OOMPolicy=continue tells systemd not to tear down the entire unit when a single child process is OOM-killed. The default (stop) cascades SIGTERM to all active engine subprocesses, breaking every live chat at once. With continue, a single dead MCP server or a single killed engine subprocess is reported as a clean failure on that one run; the bridge and other active chats keep running.

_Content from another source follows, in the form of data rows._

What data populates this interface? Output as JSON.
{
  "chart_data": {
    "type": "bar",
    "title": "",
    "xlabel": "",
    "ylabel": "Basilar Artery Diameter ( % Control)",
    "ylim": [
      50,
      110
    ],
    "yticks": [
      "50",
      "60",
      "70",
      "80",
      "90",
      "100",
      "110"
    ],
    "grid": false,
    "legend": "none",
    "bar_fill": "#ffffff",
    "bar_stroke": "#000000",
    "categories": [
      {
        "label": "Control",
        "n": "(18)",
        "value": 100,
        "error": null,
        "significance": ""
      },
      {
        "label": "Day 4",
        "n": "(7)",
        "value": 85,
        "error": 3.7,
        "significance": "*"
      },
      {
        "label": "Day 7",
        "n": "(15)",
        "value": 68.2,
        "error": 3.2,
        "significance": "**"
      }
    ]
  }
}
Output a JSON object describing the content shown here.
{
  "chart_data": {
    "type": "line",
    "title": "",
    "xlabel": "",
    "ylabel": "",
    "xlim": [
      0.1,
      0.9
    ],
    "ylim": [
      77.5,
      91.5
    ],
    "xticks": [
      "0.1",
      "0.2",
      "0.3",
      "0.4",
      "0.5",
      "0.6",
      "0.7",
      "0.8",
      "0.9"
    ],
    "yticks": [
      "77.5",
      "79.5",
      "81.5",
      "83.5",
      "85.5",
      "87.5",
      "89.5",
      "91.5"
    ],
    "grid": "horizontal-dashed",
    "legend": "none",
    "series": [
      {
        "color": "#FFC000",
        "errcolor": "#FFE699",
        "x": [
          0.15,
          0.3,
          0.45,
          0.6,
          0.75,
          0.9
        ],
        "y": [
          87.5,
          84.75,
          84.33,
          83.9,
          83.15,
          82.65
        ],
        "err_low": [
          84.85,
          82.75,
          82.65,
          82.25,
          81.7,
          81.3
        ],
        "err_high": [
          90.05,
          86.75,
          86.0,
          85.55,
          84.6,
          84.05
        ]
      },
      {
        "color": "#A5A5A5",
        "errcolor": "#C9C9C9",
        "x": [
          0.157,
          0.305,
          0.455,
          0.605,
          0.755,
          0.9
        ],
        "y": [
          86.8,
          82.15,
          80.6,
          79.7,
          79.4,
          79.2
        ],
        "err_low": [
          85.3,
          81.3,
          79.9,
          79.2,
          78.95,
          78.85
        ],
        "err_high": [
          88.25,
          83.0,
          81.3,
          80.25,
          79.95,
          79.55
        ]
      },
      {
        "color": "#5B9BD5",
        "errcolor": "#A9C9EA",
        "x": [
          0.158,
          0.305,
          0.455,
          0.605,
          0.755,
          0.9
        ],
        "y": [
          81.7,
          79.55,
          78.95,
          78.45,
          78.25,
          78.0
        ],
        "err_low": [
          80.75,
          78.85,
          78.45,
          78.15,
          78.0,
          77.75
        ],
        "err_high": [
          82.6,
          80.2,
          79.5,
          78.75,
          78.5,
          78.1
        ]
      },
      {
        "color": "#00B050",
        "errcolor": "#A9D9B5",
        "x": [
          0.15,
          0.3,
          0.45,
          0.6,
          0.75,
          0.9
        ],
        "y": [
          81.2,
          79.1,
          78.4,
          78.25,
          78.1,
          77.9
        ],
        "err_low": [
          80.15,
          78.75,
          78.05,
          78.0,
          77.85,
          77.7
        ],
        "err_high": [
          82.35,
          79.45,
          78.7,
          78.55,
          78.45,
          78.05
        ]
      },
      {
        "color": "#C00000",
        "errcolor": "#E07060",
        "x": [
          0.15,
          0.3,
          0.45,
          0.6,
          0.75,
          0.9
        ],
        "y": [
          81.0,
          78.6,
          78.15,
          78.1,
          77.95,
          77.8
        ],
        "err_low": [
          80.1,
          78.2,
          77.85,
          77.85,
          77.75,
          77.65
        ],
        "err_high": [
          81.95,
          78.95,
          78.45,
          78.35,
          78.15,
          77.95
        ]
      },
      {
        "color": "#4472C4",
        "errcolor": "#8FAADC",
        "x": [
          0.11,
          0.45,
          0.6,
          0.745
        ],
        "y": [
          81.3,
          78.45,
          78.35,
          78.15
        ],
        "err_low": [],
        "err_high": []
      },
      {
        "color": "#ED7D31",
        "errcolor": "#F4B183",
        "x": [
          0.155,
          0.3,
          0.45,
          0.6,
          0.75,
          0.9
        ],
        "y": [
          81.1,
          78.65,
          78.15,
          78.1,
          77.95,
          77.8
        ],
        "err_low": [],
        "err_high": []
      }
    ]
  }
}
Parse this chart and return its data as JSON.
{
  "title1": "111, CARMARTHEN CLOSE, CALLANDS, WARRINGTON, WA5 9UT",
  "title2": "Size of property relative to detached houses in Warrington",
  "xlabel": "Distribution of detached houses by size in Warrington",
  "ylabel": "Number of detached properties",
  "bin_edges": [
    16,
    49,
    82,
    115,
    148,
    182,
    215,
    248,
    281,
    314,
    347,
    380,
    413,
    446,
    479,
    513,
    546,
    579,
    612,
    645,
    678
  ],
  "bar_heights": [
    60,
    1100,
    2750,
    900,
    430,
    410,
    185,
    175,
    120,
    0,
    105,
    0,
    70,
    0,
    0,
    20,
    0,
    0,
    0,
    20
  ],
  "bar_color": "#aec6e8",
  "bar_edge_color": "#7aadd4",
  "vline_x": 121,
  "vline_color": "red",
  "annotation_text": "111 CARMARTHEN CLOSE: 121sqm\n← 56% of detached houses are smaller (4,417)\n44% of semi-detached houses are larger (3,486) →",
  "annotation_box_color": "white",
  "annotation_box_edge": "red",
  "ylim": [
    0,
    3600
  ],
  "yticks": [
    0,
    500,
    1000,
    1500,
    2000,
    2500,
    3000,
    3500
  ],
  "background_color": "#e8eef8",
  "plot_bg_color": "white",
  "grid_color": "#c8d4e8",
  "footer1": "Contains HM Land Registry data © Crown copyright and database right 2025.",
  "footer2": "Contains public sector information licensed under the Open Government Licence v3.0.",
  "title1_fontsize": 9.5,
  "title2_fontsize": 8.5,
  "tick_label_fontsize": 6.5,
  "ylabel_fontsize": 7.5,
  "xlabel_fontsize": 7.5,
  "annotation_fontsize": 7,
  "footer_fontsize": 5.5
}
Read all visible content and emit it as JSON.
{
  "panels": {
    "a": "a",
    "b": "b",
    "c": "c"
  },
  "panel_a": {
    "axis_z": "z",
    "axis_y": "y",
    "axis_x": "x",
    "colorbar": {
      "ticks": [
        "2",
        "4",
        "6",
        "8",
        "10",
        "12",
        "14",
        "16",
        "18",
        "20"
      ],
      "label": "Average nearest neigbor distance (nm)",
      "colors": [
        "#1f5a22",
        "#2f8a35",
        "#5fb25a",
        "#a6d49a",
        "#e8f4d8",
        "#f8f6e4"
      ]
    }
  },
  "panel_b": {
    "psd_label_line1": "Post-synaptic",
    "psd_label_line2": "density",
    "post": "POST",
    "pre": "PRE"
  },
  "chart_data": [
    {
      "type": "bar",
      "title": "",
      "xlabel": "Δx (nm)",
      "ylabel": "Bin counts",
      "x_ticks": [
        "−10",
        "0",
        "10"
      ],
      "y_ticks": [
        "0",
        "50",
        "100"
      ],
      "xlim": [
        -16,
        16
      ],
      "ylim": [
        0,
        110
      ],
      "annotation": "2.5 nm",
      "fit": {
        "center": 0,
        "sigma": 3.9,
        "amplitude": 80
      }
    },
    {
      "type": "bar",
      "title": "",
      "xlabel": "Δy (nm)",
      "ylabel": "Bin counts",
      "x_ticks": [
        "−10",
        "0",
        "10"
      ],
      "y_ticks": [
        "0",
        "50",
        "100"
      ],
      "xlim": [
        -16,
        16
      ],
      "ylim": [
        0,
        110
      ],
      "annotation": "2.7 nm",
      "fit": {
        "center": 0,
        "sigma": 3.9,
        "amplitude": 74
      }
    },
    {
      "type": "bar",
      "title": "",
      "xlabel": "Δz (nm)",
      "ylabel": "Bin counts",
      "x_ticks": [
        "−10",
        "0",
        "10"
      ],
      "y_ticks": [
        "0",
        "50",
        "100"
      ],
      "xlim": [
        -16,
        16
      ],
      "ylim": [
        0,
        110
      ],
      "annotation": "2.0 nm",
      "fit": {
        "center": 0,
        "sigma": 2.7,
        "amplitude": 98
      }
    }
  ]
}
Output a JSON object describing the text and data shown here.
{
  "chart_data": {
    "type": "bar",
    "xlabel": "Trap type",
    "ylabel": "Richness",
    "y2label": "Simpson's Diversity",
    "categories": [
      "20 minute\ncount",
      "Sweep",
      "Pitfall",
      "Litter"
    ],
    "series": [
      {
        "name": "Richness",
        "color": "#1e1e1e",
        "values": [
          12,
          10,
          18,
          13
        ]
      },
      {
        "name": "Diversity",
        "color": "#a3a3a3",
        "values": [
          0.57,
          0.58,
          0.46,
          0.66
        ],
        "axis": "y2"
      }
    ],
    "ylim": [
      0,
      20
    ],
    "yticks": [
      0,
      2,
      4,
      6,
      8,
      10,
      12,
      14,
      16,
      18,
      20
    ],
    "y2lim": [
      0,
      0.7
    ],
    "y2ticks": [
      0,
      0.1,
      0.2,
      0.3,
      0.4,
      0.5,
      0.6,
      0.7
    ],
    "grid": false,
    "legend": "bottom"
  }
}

Optional system-wide companion override (requires root) — lowers the baseline for all user services to -200, which lets Untether’s -100 actually take effect. Only apply if you want Untether’s children to live longer than other unprivileged user processes, including CLI claude:

sudo systemctl edit user@1000.service   # adjust UID for your host
# add:
[Service]
OOMScoreAdjust=-200

This affects every user service on the host — use judgment.

To apply:

cp contrib/untether.service ~/.config/systemd/user/untether.service
systemctl --user daemon-reload
systemctl --user restart untether

The same settings should be applied to untether-dev.service.